CALIFORNIA CITY — The City Council approved a plan to allow three commercial marijuana cultivation companies to install temporary water wells on their properties on the western edge of California City, as the cost of extending the city’s water system to them is cost prohibitive.

“What we have been often accused of is standing in the way of getting businesses to go forward, so I bring this to the council for discussion,” City Manager Robert Stockwell said in presenting the proposal. “It is possible that we could allow the construction of water wells, storage tanks and pressure pumps for these three locations that would meet the technical aspects of the fire code and would provide water for these businesses to operate.”

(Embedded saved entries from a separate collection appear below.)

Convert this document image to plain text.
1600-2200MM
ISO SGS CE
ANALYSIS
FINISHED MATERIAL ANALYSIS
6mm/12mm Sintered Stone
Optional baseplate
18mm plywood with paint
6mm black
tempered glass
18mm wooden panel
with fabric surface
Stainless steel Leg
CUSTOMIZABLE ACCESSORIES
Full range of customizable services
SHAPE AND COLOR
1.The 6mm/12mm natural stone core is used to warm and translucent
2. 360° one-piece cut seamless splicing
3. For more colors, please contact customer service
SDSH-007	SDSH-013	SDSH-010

The wells will be temporary and built to city specifications, and the property owners will be required to close off the wells and connect to the city water system once it is feasible to do so.

The city’s ordinance requires that water wells be built to the city’s standards and dedicated to the city for its water system, Stockwell said.

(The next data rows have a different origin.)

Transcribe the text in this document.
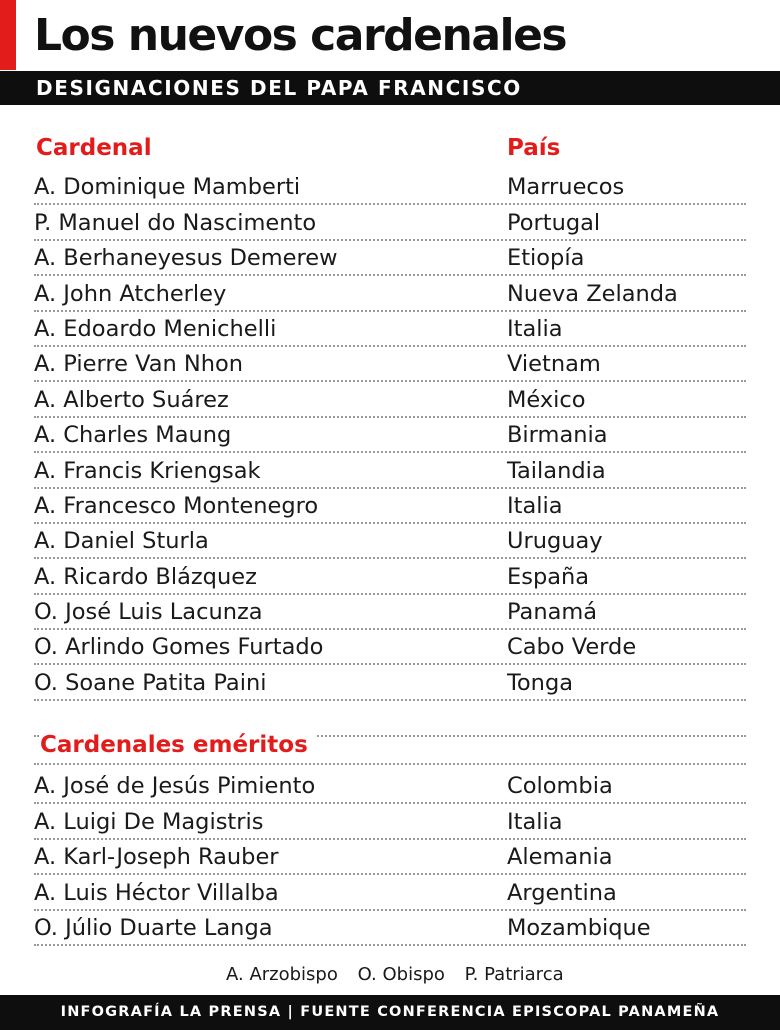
Los nuevos cardenales
DESIGNACIONES DEL PAPA FRANCISCO
Cardenal	País
A. Dominique Mamberti	Marruecos
P. Manuel do Nascimento	Portugal
A. Berhaneyesus Demerew	Etiopía
A. John Atcherley	Nueva Zelanda
A. Edoardo Menichelli	Italia
A. Pierre Van Nhon	Vietnam
A. Alberto Suárez	México
A. Charles Maung	Birmania
A. Francis Kriengsak	Tailandia
A. Francesco Montenegro	Italia
A. Daniel Sturla	Uruguay
A. Ricardo Blázquez	España
O. José Luis Lacunza	Panamá
O. Arlindo Gomes Furtado	Cabo Verde
O. Soane Patita Paini	Tonga
Cardenales eméritos
A. José de Jesús Pimiento	Colombia
A. Luigi De Magistris	Italia
A. Karl-Joseph Rauber	Alemania
A. Luis Héctor Villalba	Argentina
O. Júlio Duarte Langa	Mozambique
A. Arzobispo O. Obispo P. Patriarca
INFOGRAFÍA LA PRENSA | FUENTE CONFERENCIA EPISCOPAL PANAMEÑA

“It’s an option. It’s not the best option and it’s probably not the best policy for the city and its water system … but clearly it would have to be with the understanding that this is temporary access to allow the businesses to continue,” he said.

The properties in question are along California City Boulevard between Baron Road and the West Way Station park-and-ride, near the Wonder Acres area on the city’s west side, near Highway 14. The city’s water system reaches only as far as Baron Road, and it does not have enough pressure at that point to meet minimum code requirements.

The cost to extend the system to the businesses is at least $3.2 million if the businesses do it themselves, and $4 million to $5 million if the city does the work, under the requirements for paying prevailing wages, according to the staff report.

Public Works Director Craig Platt opposed to the proposal, on the grounds that the city needs to maintain jurisdiction over the water supply.

“My job is to protect the city’s water supply for the residents of California City,” he said. “I looked at every possible solution to provide water” to these locations.

The wells will have to be built to city standards, because as businesses the water use is considered public, not private, as it would be for a home, he said.

The firms are asking to install irrigation wells to be used for cultivation activities, which do not have to meet the same strict standards as for drinking water.

The firms would also set aside money for the next seven years to build a fund to eventually connect to the city system, when it becomes available, according to the staff report.

Proponents of allowing the wells argued that without them, the companies would not be able to move forward with their development plans, leaving the city without a source of tax revenue.

Representing one of the firms, Green Desert, Jeanie O’Laughlin said each of the three firms is already required to install a left turn lane on California City Boulevard to access their facilities at a cost of $500,000. The additional costs of obtaining water service “was the tipping point.”

“They’ve spent hundreds of thousands of dollars in design work so far,” she said.

“The intent was never that we would build a well that the city would take over to feed into the water system,” O’Laughlin said, arguing for the irrigation well. If required to construct a municipal well, they will likely leave the city.

The firm expects to be operational in September. “As soon as they start, you collect the tax,” she said.

Stockwell cautioned that by allowing these three companies to install wells, the city will have to be willing to allow the same for others that come forward in similar situations.

Additionally, there is no guarantee there is water to be found on any of the properties in question, officials said. The companies will have to drill test wells to determine if it is even feasible.

“There is absolutely no guarantee there is water in these locations,” Platt said.

Councilman Nick Lessenevitch questioned if the city actually owned the water rights in that area, which had been annexed in the early 1990s. His recollection was that the annexation did not grant the city the associated water rights, as it otherwise holds for the land within the city limits.

City Attorney Christian Bettenhausen said the city could still approve a permit while investigating the water rights.

The city has plans to connect the Wonder Acres community to the city’s water supply, with a storage tank near the highway, but they have never been funded.